Why AI Agents Stumble at Code and How a Harness Can Make Them Reliable
The article explains why large‑language‑model agents often lose context and violate architectural rules when generating code, and proposes a Harness framework that treats the repository as an operating system, adds layered linting, pre‑validation, automated verification, and cross‑model review to keep agents on track.
When an AI agent is asked to implement a feature it may write hundreds of lines of code, only to fail lint because it imported a configuration package that violates the project's architectural layering – a rule the agent never learned.

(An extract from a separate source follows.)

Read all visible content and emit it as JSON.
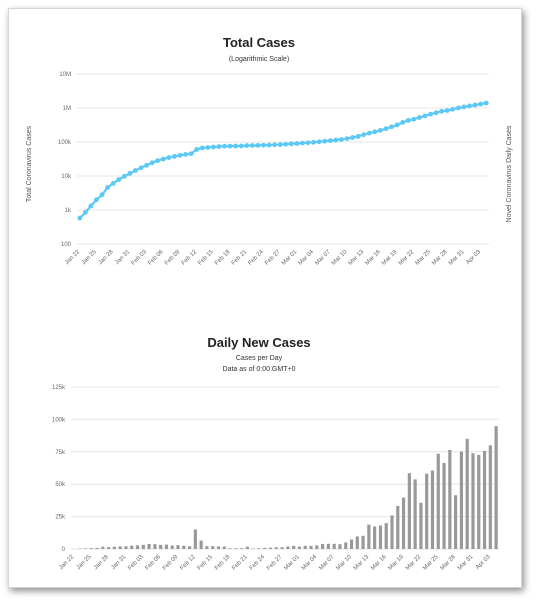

Root Cause: Invisible Context
Agents lack access to the repository‑wide facts that define architecture, naming conventions, and layer constraints. Prompt engineering cannot enumerate every implicit rule, and the limited context window quickly fills with diffs, errors, and logs, causing the agent to "forget" its original goal.
Solution Overview: Harness as the Agent’s Operating System
Harness treats the codebase itself as the only source of truth. All architectural decisions, layer constraints, and naming standards are versioned in the repository, typically under docs/ and referenced from a concise AGENTS.md navigation file (~100 lines).
Key Principles
Encode every rule in the repository – no external wiki or chat notes.
Keep the navigation file short; detailed rules live in separate markdown files under docs/.
Enforce a hierarchical import policy: lower layers (e.g., internal/types/) may not import higher layers ( internal/config/).
Shift human effort from writing code to designing the verification environment.
Concrete Project Layout
my-project/
├── AGENTS.md ← navigation (~100 lines)
├── docs/
│ ├── ARCHITECTURE.md ← layer rules
│ ├── DEVELOPMENT.md ← build/test/lint commands
│ ├── PRODUCT_SENSE.md ← business context
│ ├── design-docs/ ← component specs
│ └── exec-plans/ ← execution plans
├── scripts/
│ ├── lint-deps.* ← dependency‑layer checks
│ ├── lint-quality.* ← style rules (max 500 lines, no console.log/print)
│ ├── verify/ ← end‑to‑end checks
│ └── validate.py ← unified validation pipeline
├── harness/
│ ├── tasks/ ← task state & checkpoints
│ ├── trace/ ← execution logs
│ └── memory/ ← learned lessons
└── [business code...]Verification Pipeline
The executor follows a strict workflow: detect environment → load context → plan → human approval → execute → verify → complete. Verification consists of four stages: build → lint‑arch → test → verify Each stage aborts the next if it fails, preventing costly later‑stage fixes.
Pre‑validation
Before any structural change (e.g., creating a file in internal/types/ or adding a cross‑package import) the executor runs a lightweight script such as:
python3 scripts/verify_action.py --action "create file internal/types/user.go"
# ✓ VALID: internal/types/ is Layer 0, naming follows convention
python3 scripts/verify_action.py --action "import internal/core from internal/handler"
# ✗ INVALID: internal/handler (L4) cannot import internal/core (L3)
# Fix: handler should depend on core through interfacesCross‑Model Review
After code generation and mechanical checks, a second agent with a different model reviews the diff against architecture docs, naming, and performance considerations. Example prompt:
review_result = Agent(
description="Review: rate‑limiter implementation",
model="codex",
prompt="""
Review the following changes for:
1. Logic correctness and edge cases
2. Consistency with ARCHITECTURE.md
3. Naming clarity
4. Performance implications
Changes: {coding_result.diff}
Task context: {task_description}
"""
)Memory, Critic, and Refiner Loop
All validation failures are stored under harness/trace/failures/. A periodic Critic script analyses these logs, discovers recurring patterns (e.g., missing layer mapping for internal/cache), and produces recommendations. The Refiner then updates lint rules, improves error messages, and adds missing documentation, closing the feedback loop.
Trajectory Compilation
When a task pattern is executed successfully three times with identical steps (e.g., adding an API endpoint), Harness can compile it into a deterministic script such as make add-endpoint NAME=foo, allowing future executions to bypass LLMs entirely.
Practical Adoption
Even a minimal AGENTS.md plus a basic lint script yields immediate benefits for any project that can run shell commands. Larger codebases gain the most from a full six‑layer infrastructure, while solo developers can start with a simple navigation file and grow the system over time.